We believe that the plaintiff may reach a jury on this issue by providing sufficient evidence that the employer’s policies impose a significant burden on pregnant workers, and that the employer’s “legitimate, nondiscriminatory” reasons are not sufficiently strong to justify the burden, but rather—when considered along with the burden imposed—give rise to an inference of intentional discrimination.

          The plaintiff can create a genuine issue of material fact as to whether a significant burden exists by providing evidence that the employer accommodates a large percentage of nonpregnant workers while failing to accommodate a large percentage of pregnant workers. (Emphasis supplied.)

          In my mind the majority was simply suggesting a way for plaintiff to prove her case. The majority was not creating a rule that must be satisfied in all cases.

          Justice Scalia, joined by Justices Kennedy and Thomas, agreed with the majority that the key consideration is whether the plaintiff was treated less favorably than similarly-situated other employees:

[T]he right reading of the same-treatment clause prohibits practices that discriminate against pregnant women relative to workers of similar ability or inability.

          The dissenters, however, viewed what I believe were only suggestions as instead written-in-stone rules emanating from the statute. Justice Scalia wrote:

It takes only a couple of waves of the Supreme Wand to produce the desired result. Poof!: The same-treatment clause means that a neutral reason for refusing to accommodate a pregnant woman is pretextual if “the employer’s policies impose a significant burden on pregnant workers.” Poof!: This is so only when the employer’s reasons “are not sufficiently strong to justify the burden.” How we got here from the same-treatment clause is anyone’s guess.

          Justice Scalia took further exception because the majority proceeded “to bungle the dichotomy between claims of disparate treatment and claims of disparate impact.”

In the topsy-turvy world created by today’s decision, however, a pregnant woman can establish disparate treatment by showing that the effects of her employer’s policy fall more harshly on pregnant women than on others (the policies “impose a significant burden on pregnant workers,”) and are inadequately justified (the “reasons are not sufficiently strong to justify the burden,”.). (Citations omitted.)

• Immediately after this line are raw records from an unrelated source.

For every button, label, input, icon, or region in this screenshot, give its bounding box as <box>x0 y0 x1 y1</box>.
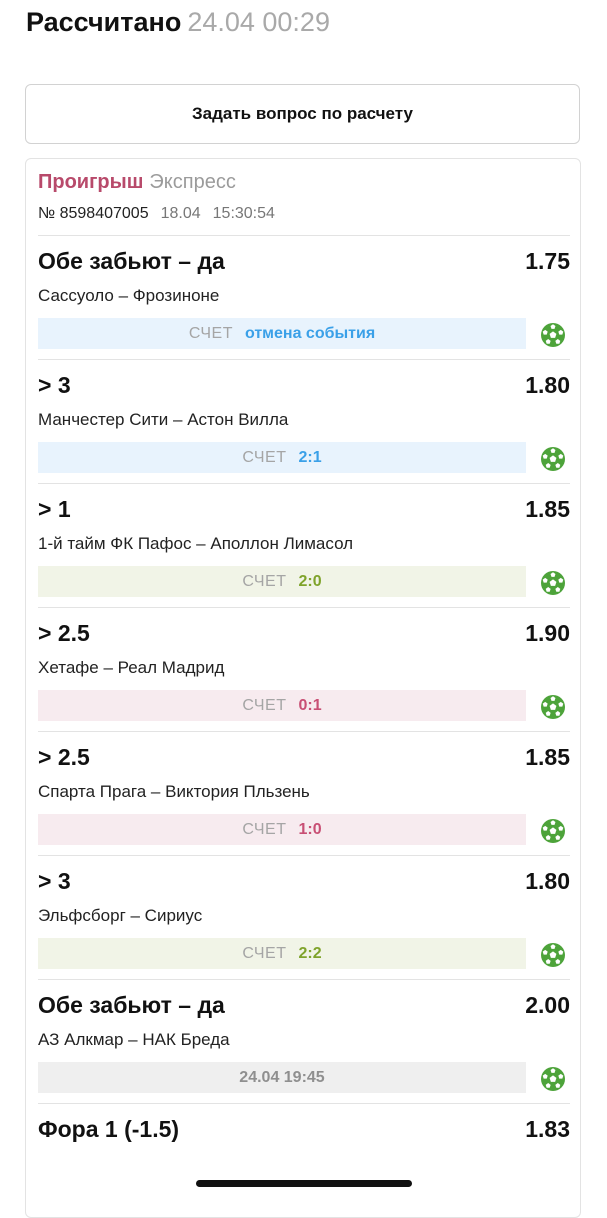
score-label: СЧЕТ <box>242 820 287 838</box>
score-label: СЧЕТ <box>242 448 287 466</box>
event-teams: Манчестер Сити – Астон Вилла <box>38 410 289 429</box>
event-teams: Хетафе – Реал Мадрид <box>38 658 225 677</box>
events-list: Обе забьют – да 1.75 Сассуоло – Фрозиноне С… <box>38 235 570 1217</box>
event-market: > 3 <box>38 372 71 398</box>
event-teams: Эльфсборг – Сириус <box>38 906 203 925</box>
event-score-bar: СЧЕТ 0:1 <box>38 690 526 721</box>
bet-card: Проигрыш Экспресс № 8598407005 18.04 15:30:… <box>25 158 581 1218</box>
event-row[interactable]: Обе забьют – да 1.75 Сассуоло – Фрозиноне С… <box>38 235 570 359</box>
bet-status: Проигрыш Экспресс <box>38 171 236 194</box>
event-start-time: 24.04 19:45 <box>239 1068 325 1086</box>
event-score-bar: СЧЕТ отмена события <box>38 318 526 349</box>
event-row[interactable]: > 1 1.85 1-й тайм ФК Пафос – Аполлон Лимас… <box>38 483 570 607</box>
event-market: > 3 <box>38 868 71 894</box>
bet-result: Проигрыш <box>38 171 144 193</box>
football-icon <box>541 447 565 471</box>
event-row[interactable]: > 2.5 1.85 Спарта Прага – Виктория Пльзень… <box>38 731 570 855</box>
event-teams: Сассуоло – Фрозиноне <box>38 286 220 305</box>
football-icon <box>541 819 565 843</box>
score-label: СЧЕТ <box>188 324 233 342</box>
event-row[interactable]: > 3 1.80 Эльфсборг – Сириус СЧЕТ 2:2 <box>38 855 570 979</box>
bet-number: № 8598407005 <box>38 205 149 222</box>
score-label: СЧЕТ <box>242 696 287 714</box>
event-market: Обе забьют – да <box>38 248 225 274</box>
score-value: отмена события <box>244 324 376 342</box>
event-odds: 1.85 <box>525 744 570 770</box>
event-score-bar: СЧЕТ 2:2 <box>38 938 526 969</box>
ask-question-button[interactable]: Задать вопрос по расчету <box>25 84 580 144</box>
score-value: 1:0 <box>298 820 322 838</box>
event-teams: АЗ Алкмар – НАК Бреда <box>38 1030 230 1049</box>
event-odds: 1.80 <box>525 868 570 894</box>
score-value: 2:2 <box>298 944 322 962</box>
event-odds: 1.83 <box>525 1116 570 1142</box>
event-score-bar: СЧЕТ 1:0 <box>38 814 526 845</box>
score-value: 2:1 <box>298 448 322 466</box>
page-title: Рассчитано <box>26 7 182 37</box>
football-icon <box>541 323 565 347</box>
event-odds: 2.00 <box>525 992 570 1018</box>
home-indicator[interactable] <box>196 1180 412 1187</box>
event-odds: 1.90 <box>525 620 570 646</box>
score-value: 0:1 <box>298 696 322 714</box>
event-odds: 1.75 <box>525 248 570 274</box>
event-score-bar: СЧЕТ 2:0 <box>38 566 526 597</box>
event-score-bar: СЧЕТ 2:1 <box>38 442 526 473</box>
event-score-bar: 24.04 19:45 <box>38 1062 526 1093</box>
page-header: Рассчитано 24.04 00:29 <box>26 4 330 40</box>
score-label: СЧЕТ <box>242 572 287 590</box>
event-row[interactable]: > 2.5 1.90 Хетафе – Реал Мадрид СЧЕТ 0:1 <box>38 607 570 731</box>
bet-time: 15:30:54 <box>212 205 275 222</box>
event-teams: Спарта Прага – Виктория Пльзень <box>38 782 310 801</box>
event-odds: 1.85 <box>525 496 570 522</box>
bet-type: Экспресс <box>149 171 236 193</box>
football-icon <box>541 695 565 719</box>
event-market: > 2.5 <box>38 744 90 770</box>
football-icon <box>541 1067 565 1091</box>
event-market: > 2.5 <box>38 620 90 646</box>
event-market: Обе забьют – да <box>38 992 225 1018</box>
football-icon <box>541 943 565 967</box>
event-row[interactable]: Фора 1 (-1.5) 1.83 <box>38 1103 570 1217</box>
event-row[interactable]: > 3 1.80 Манчестер Сити – Астон Вилла СЧЕТ 2… <box>38 359 570 483</box>
event-odds: 1.80 <box>525 372 570 398</box>
event-market: Фора 1 (-1.5) <box>38 1116 180 1142</box>
bet-date: 18.04 <box>160 205 201 222</box>
event-market: > 1 <box>38 496 71 522</box>
score-label: СЧЕТ <box>242 944 287 962</box>
football-icon <box>541 571 565 595</box>
event-teams: 1-й тайм ФК Пафос – Аполлон Лимасол <box>38 534 354 553</box>
score-value: 2:0 <box>298 572 322 590</box>
event-row[interactable]: Обе забьют – да 2.00 АЗ Алкмар – НАК Бреда… <box>38 979 570 1103</box>
settled-datetime: 24.04 00:29 <box>187 7 330 37</box>
bet-meta: № 8598407005 18.04 15:30:54 <box>38 205 275 223</box>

          To be fair, the majority’s decision did not create such a “topsy-turvy world.” The focus of the majority’s analysis remains on whether the plaintiff was treated less favorably than nonpregnant employees similar in their ability or inability to work. Plaintiff on remand still has to convince the district court judge that a reasonable jury could infer discriminatory motive.

          Justice Scalia would have held that “because Young has not established that UPS’s accommodations policy discriminates against pregnant women relative to others of similar ability or inability, she has not shown a violation of the Act’s same treatment requirement.” Justice Scalia’s reference to UPS’s policy stems from an unjustified revision of plaintiff’s claim into one of disparate impact.  While UPS did have a policy, plaintiff did not challenge the policy. Her complaint was that she was not treated the same as other similarly-situated employees who were not pregnant. Justice’s Scalia conjured a strawman argument by focusing on an employment policy not under attack. The ultimate issue of intentional discrimination remains and, therefore, it is entirely possible that plaintiff will on remand lose by way of summary judgment.

          The Court’s decision in Young does not effect a sea-change in discrimination law. I believe many courts will recognize that any type of evidence which has a tendency to prove pretext, be it “significant burden” and “insufficiently strong reasons” evidence or otherwise, can be used to establish intentional discrimination.